Administrators of a group... I have never heard of such a thing. Groups are groups because users of a group have different permissions than users of other groups. Anyone of a particular group should always have the same permissions.
Now, if you wanted to create an "Administrator" of a group, I would do it this way:
1. Create a group of users who has permissions to do certain things in a certain area.
2. Create another group of users who has those same permissions, but also extended permissions to perform administrative tasks.
Setting up your groups this way takes away the headaches of having to modify user permissions individually; it allows you to modify all permissions at a group level. You never want to individually manage users in a large organization as it requires too much administrative overhead.

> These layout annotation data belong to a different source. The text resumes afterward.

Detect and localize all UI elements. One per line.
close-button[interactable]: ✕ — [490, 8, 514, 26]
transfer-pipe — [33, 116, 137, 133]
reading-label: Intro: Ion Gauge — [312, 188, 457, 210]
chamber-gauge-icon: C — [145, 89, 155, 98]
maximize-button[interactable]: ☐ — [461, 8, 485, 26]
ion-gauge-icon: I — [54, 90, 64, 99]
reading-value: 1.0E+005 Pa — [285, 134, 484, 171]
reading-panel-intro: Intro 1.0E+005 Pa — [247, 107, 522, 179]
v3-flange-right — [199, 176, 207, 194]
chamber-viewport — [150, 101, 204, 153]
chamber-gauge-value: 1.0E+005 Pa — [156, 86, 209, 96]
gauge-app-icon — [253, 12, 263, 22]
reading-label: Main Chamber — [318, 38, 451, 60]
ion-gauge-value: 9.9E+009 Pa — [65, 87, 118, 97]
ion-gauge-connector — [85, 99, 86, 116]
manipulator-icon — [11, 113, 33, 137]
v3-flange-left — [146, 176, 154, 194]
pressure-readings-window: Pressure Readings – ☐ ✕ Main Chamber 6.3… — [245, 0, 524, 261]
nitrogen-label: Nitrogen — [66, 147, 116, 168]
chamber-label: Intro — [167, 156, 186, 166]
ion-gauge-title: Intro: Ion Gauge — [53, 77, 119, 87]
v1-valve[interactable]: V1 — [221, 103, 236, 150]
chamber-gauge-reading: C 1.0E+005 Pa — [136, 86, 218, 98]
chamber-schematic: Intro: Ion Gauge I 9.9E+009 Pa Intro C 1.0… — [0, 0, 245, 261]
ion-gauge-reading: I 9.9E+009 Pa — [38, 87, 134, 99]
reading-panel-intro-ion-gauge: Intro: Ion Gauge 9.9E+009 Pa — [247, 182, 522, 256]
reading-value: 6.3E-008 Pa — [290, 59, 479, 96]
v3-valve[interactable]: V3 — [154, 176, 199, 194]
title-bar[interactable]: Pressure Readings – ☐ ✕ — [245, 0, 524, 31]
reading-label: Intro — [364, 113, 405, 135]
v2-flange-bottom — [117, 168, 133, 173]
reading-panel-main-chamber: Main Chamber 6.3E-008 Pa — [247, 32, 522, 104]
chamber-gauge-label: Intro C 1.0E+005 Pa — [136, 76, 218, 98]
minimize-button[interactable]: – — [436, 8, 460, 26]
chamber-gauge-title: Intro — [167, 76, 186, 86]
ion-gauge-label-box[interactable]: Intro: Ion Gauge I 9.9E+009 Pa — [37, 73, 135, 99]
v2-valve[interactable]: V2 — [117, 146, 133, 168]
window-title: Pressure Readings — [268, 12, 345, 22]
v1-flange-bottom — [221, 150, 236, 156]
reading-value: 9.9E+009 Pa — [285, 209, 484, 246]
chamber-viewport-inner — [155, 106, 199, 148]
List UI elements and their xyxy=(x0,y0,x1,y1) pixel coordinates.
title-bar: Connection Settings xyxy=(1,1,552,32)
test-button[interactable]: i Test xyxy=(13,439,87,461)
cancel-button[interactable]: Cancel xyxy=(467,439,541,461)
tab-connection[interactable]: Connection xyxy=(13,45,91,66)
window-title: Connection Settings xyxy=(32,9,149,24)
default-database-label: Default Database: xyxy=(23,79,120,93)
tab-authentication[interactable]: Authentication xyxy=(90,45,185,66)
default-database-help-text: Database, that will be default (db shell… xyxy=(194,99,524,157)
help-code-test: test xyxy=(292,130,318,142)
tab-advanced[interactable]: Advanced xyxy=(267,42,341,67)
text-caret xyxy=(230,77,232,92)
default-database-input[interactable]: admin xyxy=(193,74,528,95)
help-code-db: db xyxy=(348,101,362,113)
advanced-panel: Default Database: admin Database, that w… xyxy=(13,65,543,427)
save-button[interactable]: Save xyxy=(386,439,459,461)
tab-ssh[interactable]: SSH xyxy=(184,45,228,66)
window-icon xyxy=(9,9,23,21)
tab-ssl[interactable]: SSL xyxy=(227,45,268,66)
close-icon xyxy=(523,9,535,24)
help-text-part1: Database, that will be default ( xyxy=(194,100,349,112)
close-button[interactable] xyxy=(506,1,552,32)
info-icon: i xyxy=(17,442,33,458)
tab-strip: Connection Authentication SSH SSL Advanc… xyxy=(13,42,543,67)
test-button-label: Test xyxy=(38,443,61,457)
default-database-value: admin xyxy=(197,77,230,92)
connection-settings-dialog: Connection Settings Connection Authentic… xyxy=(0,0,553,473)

Forgive me if I sound like I'm trying to educate you, but as an enterprise-grade systems administrator/network engineer, this is the only efficient way to get the job done.
Thanks for you suggestions. However this is not quite what I'm after.
I want to have group administrators that can add or remove users of their group as they see fit. This can be achived with "gpasswd". Eg:
Code:
gpasswd -A lennon beatles
would make lennon administrator of beatles.
Since this function is built in to *nix, I thought there must be a way to list the admins of a group. The man pages and the Googler are strangely silent concerning this...
EDIT: Just found the answer! The group admins can be seen in /etc/gshadow.